Robert Morton, chief executive of the East of England Ambulance Service. Picture: SU ANDERSON

The region’s ambulance service has launched a new campaign to reassert its zero tolerance policy on abuse as the number of staff assaulted while on duty continues to rise.

The East of England Ambulance Service NHS Trust (EEAST) has a new message for members of the public receiving emergency care: Don’t Choose to Abuse.

Every year the problem gets worse and in 2016/17 more than 250 physical attacks were recorded against ambulance workers – an increase of 10% from the previous year.

Robert Morton, EEAST chief executive, said: “Ambulance managers, staff and volunteers work hard to save lives and protect the vulnerable in our communities. It is totally unacceptable that they face violence and aggression, whether in person or over the phone, when they are trying to do their best for our patients.

“If someone is drunk or has taken drugs, they are still responsible for their actions. There is no excuse. Our staff should be able to do their job without fear of being attacked.”
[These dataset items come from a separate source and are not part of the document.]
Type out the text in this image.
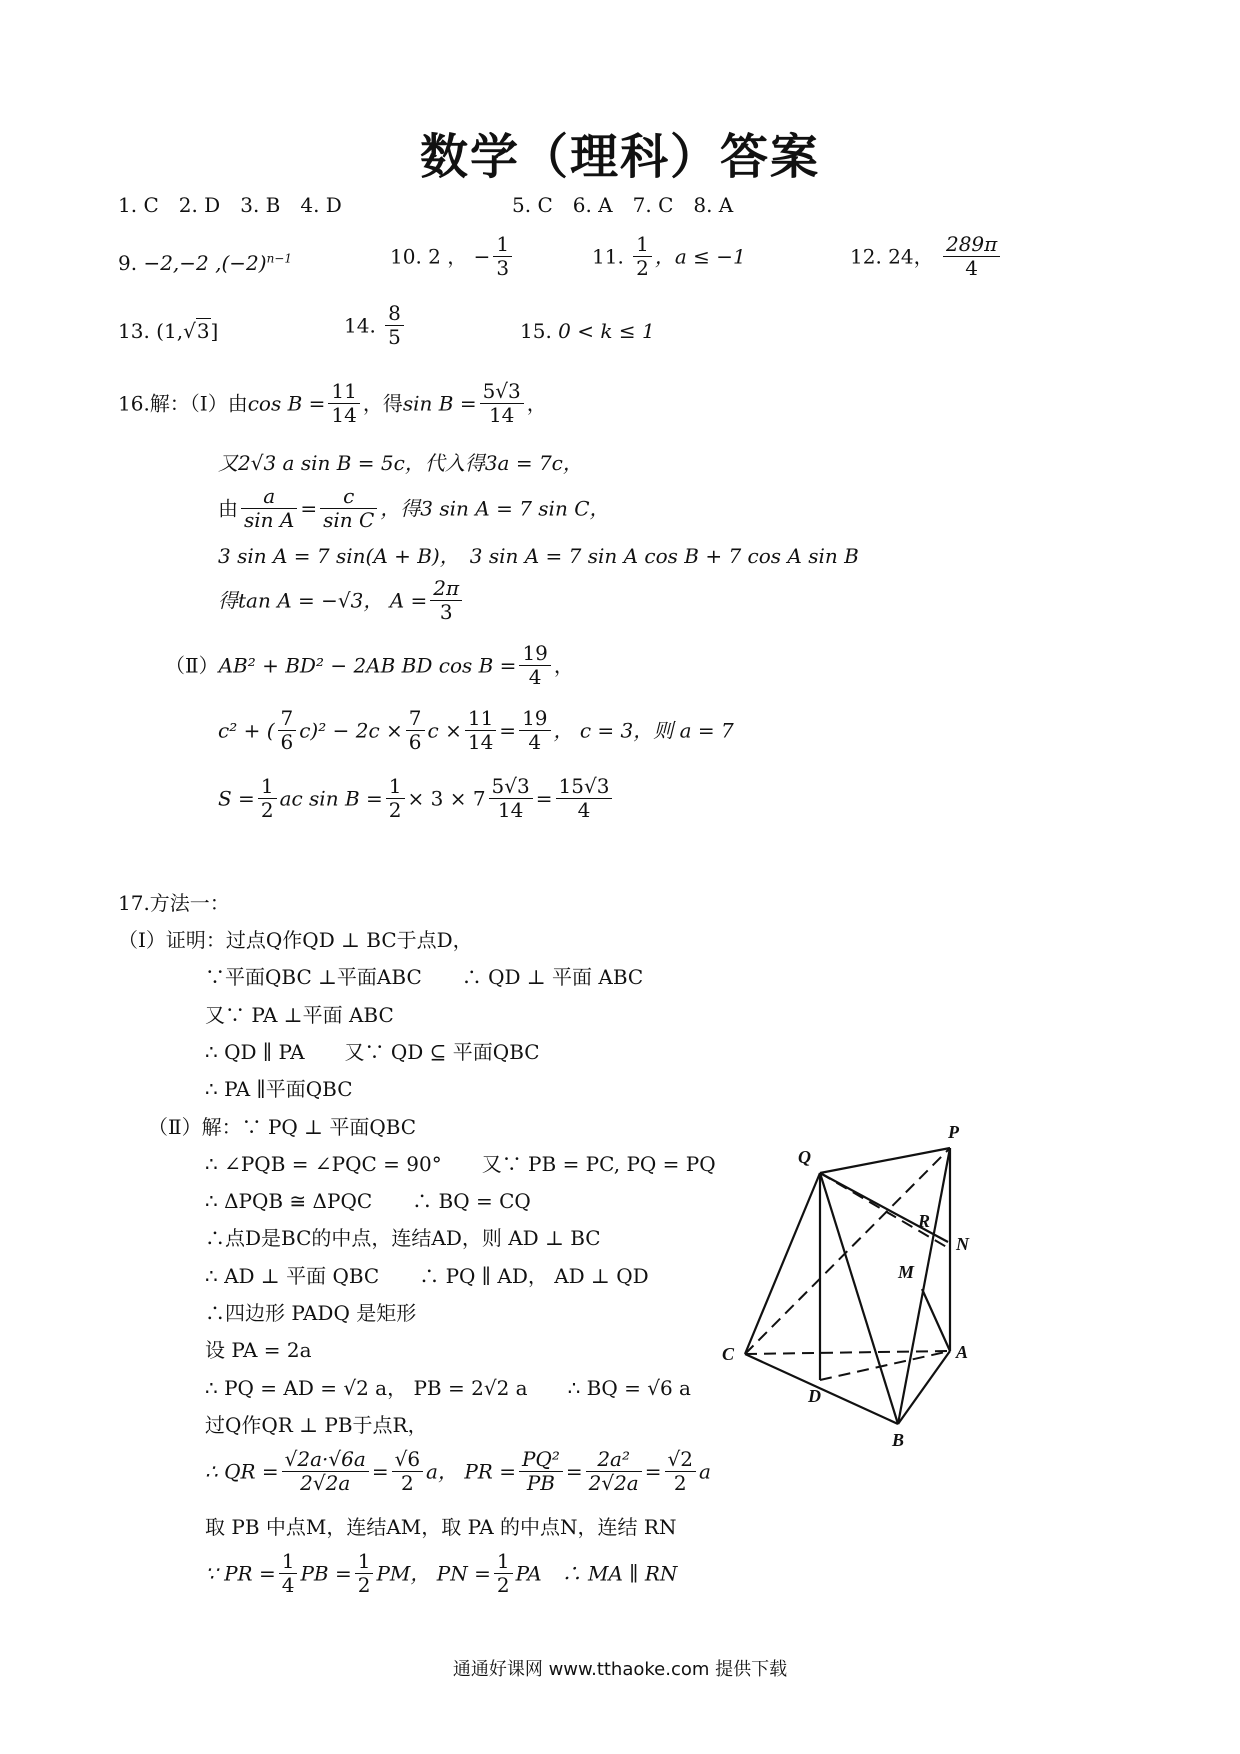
数学（理科）答案
1. C　2. D　3. B　4. D	5. C　6. A　7. C　8. A
9. −2,−2 $,(-2)^{n-1}$	10. 2 ， − $\frac{1}{3}$	11. $\frac{1}{2}$ ，a ≤ −1	12. 24， $\frac{289\pi}{4}$
13. (1,√3]	14. $\frac{8}{5}$	15. 0 < k ≤ 1
16.解：（Ⅰ）由$\cos B = \frac{11}{14}$ ，得$\sin B = \frac{5√3}{14}$ ，
又2√3 a sin B = 5c，代入得3a = 7c，
由 $\frac{a}{\text{sin A}} = \frac{c}{\text{sin C}}$ ，得3 sin A = 7 sin C，
3 sin A = 7 sin(A + B)，　3 sin A = 7 sin A cos B + 7 cos A sin B
得tan A = −√3， $A = \frac{2\pi}{3}$
（Ⅱ）AB² + BD² − 2AB BD $\cos B = \frac{19}{4}$ ，
c² + ( $\frac{7}{6} c)^2 - 2c \times \frac{7}{6}$ $c \times \frac{11}{14} = \frac{19}{4}$ ， c = 3，则 a = 7
$S = \frac{1}{2}$ ac $\sin B = \frac{1}{2} \times 3 \times 7 \frac{5√3}{14} = \frac{15√3}{4}$
17.方法一：
（Ⅰ）证明：过点Q作QD ⊥ BC于点D，
∵平面QBC ⊥平面ABC　　∴ QD ⊥ 平面 ABC
又∵ PA ⊥平面 ABC
∴ QD ∥ PA　　又∵ QD ⊆ 平面QBC
∴ PA ∥平面QBC
（Ⅱ）解：∵ PQ ⊥ 平面QBC
∴ ∠PQB = ∠PQC = 90°　　又∵ PB = PC, PQ = PQ
∴ ΔPQB ≅ ΔPQC　　∴ BQ = CQ
∴点D是BC的中点，连结AD，则 AD ⊥ BC
∴ AD ⊥ 平面 QBC　　∴ PQ ∥ AD， AD ⊥ QD
∴四边形 PADQ 是矩形
设 PA = 2a
∴ PQ = AD = √2 a， PB = 2√2 a　　∴ BQ = √6 a
过Q作QR ⊥ PB于点R，
∴ QR = $\frac{√2a\cdot√6a}{2√2a} = \frac{√6}{2}$ a， PR = $\frac{\text{PQ²}}{PB} = \frac{\text{2a²}}{2√2a} = \frac{√2}{2}$ a
取 PB 中点M，连结AM，取 PA 的中点N，连结 RN
∵ PR = $\frac{1}{4}$ PB = $\frac{1}{2}$ PM， PN = $\frac{1}{2}$ PA　∴ MA ∥ RN
P
Q
R
N
M
C	A
D
B
通通好课网 www.tthaoke.com 提供下载
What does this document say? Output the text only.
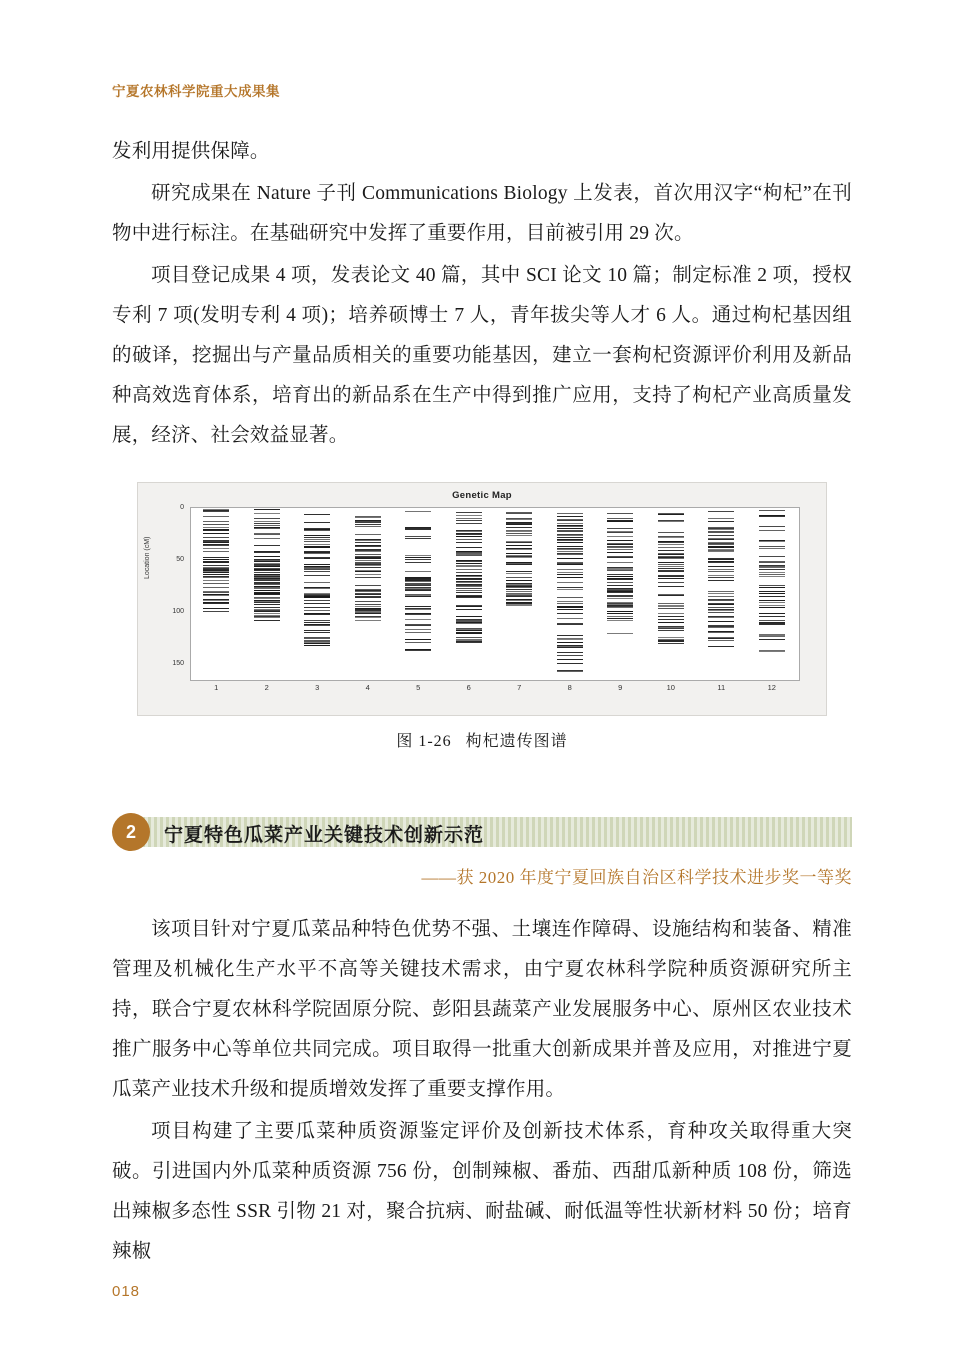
宁夏农林科学院重大成果集

发利用提供保障。

研究成果在 Nature 子刊 Communications Biology 上发表，首次用汉字“枸杞”在刊物中进行标注。在基础研究中发挥了重要作用，目前被引用 29 次。

项目登记成果 4 项，发表论文 40 篇，其中 SCI 论文 10 篇；制定标准 2 项，授权专利 7 项(发明专利 4 项)；培养硕博士 7 人，青年拔尖等人才 6 人。通过枸杞基因组的破译，挖掘出与产量品质相关的重要功能基因，建立一套枸杞资源评价利用及新品种高效选育体系，培育出的新品系在生产中得到推广应用，支持了枸杞产业高质量发展，经济、社会效益显著。

Genetic Map
Location (cM)
0
50
100
150
1	2	3	4	5	6	7	8	9	10	11	12
图 1-26 枸杞遗传图谱
2	宁夏特色瓜菜产业关键技术创新示范
——获 2020 年度宁夏回族自治区科学技术进步奖一等奖

该项目针对宁夏瓜菜品种特色优势不强、土壤连作障碍、设施结构和装备、精准管理及机械化生产水平不高等关键技术需求，由宁夏农林科学院种质资源研究所主持，联合宁夏农林科学院固原分院、彭阳县蔬菜产业发展服务中心、原州区农业技术推广服务中心等单位共同完成。项目取得一批重大创新成果并普及应用，对推进宁夏瓜菜产业技术升级和提质增效发挥了重要支撑作用。

项目构建了主要瓜菜种质资源鉴定评价及创新技术体系，育种攻关取得重大突破。引进国内外瓜菜种质资源 756 份，创制辣椒、番茄、西甜瓜新种质 108 份，筛选出辣椒多态性 SSR 引物 21 对，聚合抗病、耐盐碱、耐低温等性状新材料 50 份；培育辣椒

018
In a survey of EEAST staff, more than 10% said they regularly experienced physical abuse while working.

Physical assaults can have a devastating impact on staff, with some requiring treatment for post traumatic stress disorder (PTSD).

Out of the 250-plus assaults committed against EEAST staff last year, around 40 have so far resulted in criminal sanctions.

Chelmsford-based emergency medical technician Ian Watkins was attacked while trying to help a drunk man with a head injury.

The perpetrator was jailed for six months.

Mr Watkins said: “It has definitely changed the way I approach jobs and I am warier and on my guard, especially if I’m going to a drunk patient.

“There is no excuse. The more we can get prosecutions, the more the public will understand that it is unacceptable.”

Mark Little, a duty locality officer in Waveney, was assaulted by a patient intoxicated and who had taken drugs.

His attacker was sentenced to 12 weeks in custody, suspended for 12 months, as well as a community order.

“There is no excuse and physical assaults against staff will not be tolerated,” Mr Little said. “Even if they are intoxicated or taken drugs they are still responsible for their actions.”